A noteworthy example of related streptococcal species prone to acquiring resistance is that of Streptococcus pneumoniae, which have a high recombinogenic potential13 and are very competent in acquiring virulence and antibiotic resistance determinants through lateral gene transfer from other streptococci, particularly from commensal strains seen in asymptomatic carriage.14 Commensal GAS isolates also exhibit enhanced in vivo biofilm forming capacity, which in turn facilitates the genetic exchange process.15 S. pneumoniae poses a major clinical burden, being the etiologic agent of otitis media, pneumonia, meningitis, and other types of invasive pneumococcal disease, and potentially associated with high rates of antimicrobial resistance or tolerance, depending on the setting and geographical area.

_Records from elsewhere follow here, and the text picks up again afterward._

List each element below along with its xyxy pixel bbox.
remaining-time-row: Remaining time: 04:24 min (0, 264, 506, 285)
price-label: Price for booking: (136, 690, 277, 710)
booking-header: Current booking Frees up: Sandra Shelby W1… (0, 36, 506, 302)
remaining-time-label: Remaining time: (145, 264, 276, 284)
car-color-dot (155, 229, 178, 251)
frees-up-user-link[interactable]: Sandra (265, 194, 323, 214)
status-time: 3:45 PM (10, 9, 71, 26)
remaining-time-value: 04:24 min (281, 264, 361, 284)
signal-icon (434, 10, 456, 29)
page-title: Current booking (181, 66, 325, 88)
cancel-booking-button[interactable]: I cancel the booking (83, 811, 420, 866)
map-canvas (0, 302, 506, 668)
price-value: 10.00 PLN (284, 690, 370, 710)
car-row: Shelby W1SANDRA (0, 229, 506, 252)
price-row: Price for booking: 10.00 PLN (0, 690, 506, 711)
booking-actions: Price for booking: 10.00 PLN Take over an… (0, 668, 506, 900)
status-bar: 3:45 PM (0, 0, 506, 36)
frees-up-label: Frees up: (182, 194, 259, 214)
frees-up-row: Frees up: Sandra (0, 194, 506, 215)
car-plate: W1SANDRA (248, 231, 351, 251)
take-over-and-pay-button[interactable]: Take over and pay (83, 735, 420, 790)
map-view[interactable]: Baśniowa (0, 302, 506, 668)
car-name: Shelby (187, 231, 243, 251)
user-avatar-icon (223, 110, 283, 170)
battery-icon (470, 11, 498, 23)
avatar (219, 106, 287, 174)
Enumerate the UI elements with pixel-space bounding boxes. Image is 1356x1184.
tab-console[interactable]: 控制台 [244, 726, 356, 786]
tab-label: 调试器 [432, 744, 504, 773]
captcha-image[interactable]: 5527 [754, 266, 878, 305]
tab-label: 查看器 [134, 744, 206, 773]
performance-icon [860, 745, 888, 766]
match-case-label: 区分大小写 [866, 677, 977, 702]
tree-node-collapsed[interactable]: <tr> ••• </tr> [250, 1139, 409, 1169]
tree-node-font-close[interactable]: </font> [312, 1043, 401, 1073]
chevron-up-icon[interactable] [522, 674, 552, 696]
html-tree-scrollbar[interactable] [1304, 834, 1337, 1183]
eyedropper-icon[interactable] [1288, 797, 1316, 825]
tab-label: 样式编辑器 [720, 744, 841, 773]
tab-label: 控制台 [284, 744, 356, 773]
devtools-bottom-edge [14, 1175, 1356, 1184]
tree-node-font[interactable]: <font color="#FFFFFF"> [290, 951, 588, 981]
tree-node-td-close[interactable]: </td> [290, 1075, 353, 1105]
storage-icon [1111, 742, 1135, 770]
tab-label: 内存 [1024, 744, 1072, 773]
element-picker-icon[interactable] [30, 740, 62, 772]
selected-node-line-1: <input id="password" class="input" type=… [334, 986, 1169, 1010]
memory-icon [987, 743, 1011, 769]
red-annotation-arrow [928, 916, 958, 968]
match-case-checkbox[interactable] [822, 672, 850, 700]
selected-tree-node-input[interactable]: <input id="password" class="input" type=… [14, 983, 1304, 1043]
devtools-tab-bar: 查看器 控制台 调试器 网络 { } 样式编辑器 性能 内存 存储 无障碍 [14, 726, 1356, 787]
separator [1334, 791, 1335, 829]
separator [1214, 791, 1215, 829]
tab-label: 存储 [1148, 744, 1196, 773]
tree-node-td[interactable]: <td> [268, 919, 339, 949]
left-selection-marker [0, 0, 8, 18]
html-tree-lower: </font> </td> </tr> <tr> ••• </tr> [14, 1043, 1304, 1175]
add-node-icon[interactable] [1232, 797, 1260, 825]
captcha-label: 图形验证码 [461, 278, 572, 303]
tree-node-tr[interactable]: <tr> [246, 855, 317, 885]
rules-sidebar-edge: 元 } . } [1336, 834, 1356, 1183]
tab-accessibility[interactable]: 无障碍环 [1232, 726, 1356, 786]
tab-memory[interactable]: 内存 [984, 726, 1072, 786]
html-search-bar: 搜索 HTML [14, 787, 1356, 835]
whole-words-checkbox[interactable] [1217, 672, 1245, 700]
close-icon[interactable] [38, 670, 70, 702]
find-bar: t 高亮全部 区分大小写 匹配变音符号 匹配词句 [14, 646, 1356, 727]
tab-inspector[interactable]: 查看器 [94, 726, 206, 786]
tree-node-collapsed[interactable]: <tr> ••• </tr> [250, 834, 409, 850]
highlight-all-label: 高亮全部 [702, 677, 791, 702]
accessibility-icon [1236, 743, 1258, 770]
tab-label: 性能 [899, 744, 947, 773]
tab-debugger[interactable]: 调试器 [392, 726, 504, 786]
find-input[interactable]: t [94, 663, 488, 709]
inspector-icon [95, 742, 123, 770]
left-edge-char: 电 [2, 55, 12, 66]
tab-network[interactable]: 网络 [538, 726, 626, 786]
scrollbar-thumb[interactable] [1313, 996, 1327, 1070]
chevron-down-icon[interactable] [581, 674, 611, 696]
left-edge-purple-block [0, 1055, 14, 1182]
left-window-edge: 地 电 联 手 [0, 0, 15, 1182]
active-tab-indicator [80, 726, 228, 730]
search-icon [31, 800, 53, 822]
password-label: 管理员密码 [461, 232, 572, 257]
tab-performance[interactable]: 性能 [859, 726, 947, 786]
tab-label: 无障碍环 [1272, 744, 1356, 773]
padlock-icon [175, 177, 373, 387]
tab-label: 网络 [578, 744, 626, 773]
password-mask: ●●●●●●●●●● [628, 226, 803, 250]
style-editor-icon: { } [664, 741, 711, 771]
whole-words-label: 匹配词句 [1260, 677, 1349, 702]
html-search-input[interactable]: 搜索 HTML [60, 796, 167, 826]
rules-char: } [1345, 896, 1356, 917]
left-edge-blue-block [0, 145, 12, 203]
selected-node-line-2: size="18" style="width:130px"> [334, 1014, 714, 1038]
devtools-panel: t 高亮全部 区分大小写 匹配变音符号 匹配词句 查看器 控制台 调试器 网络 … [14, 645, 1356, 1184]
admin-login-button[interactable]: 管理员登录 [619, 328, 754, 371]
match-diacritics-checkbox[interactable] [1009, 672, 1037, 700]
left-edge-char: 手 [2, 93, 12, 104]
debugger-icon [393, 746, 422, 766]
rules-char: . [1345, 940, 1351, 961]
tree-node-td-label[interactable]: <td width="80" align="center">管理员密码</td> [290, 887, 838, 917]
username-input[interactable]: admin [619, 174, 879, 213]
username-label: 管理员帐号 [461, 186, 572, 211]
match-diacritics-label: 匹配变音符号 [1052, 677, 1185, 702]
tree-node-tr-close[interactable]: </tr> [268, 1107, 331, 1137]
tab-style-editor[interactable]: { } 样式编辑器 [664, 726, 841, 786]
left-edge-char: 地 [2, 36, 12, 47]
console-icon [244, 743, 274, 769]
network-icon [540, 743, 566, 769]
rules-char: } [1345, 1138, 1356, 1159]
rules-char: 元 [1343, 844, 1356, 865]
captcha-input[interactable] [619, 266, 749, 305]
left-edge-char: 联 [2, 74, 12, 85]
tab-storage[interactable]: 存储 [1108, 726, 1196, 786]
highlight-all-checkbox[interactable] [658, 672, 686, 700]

Gene transfer through conjugation from GAS to S. pneumoniae has been demonstrated for the macrolide efflux gene mef(I) and the chloramphenicol inactivation gene catQ, occurring in vitro at a frequency of 1.7×10−4.16 While transfer of genetically encoded vancomycin resistance determinants has not yet been shown to occur in S. pneumoniae, it has been demonstrated for other Gram-positive cocci, and needs to be further explored.

In conclusion, continued careful monitoring of the resistance rates of streptococcal isolates retrieved from clinical practice is warranted, including GAS. To better inform future treatment decisions, this should be coupled with molecular analysis to assess the occurrence of genetically encoded resistance determinants, as well as their potential transferability to and from other microbial species.

Funding

None to declare for this letter.

Disclosure

The authors declare that they have no competing interests in this communication.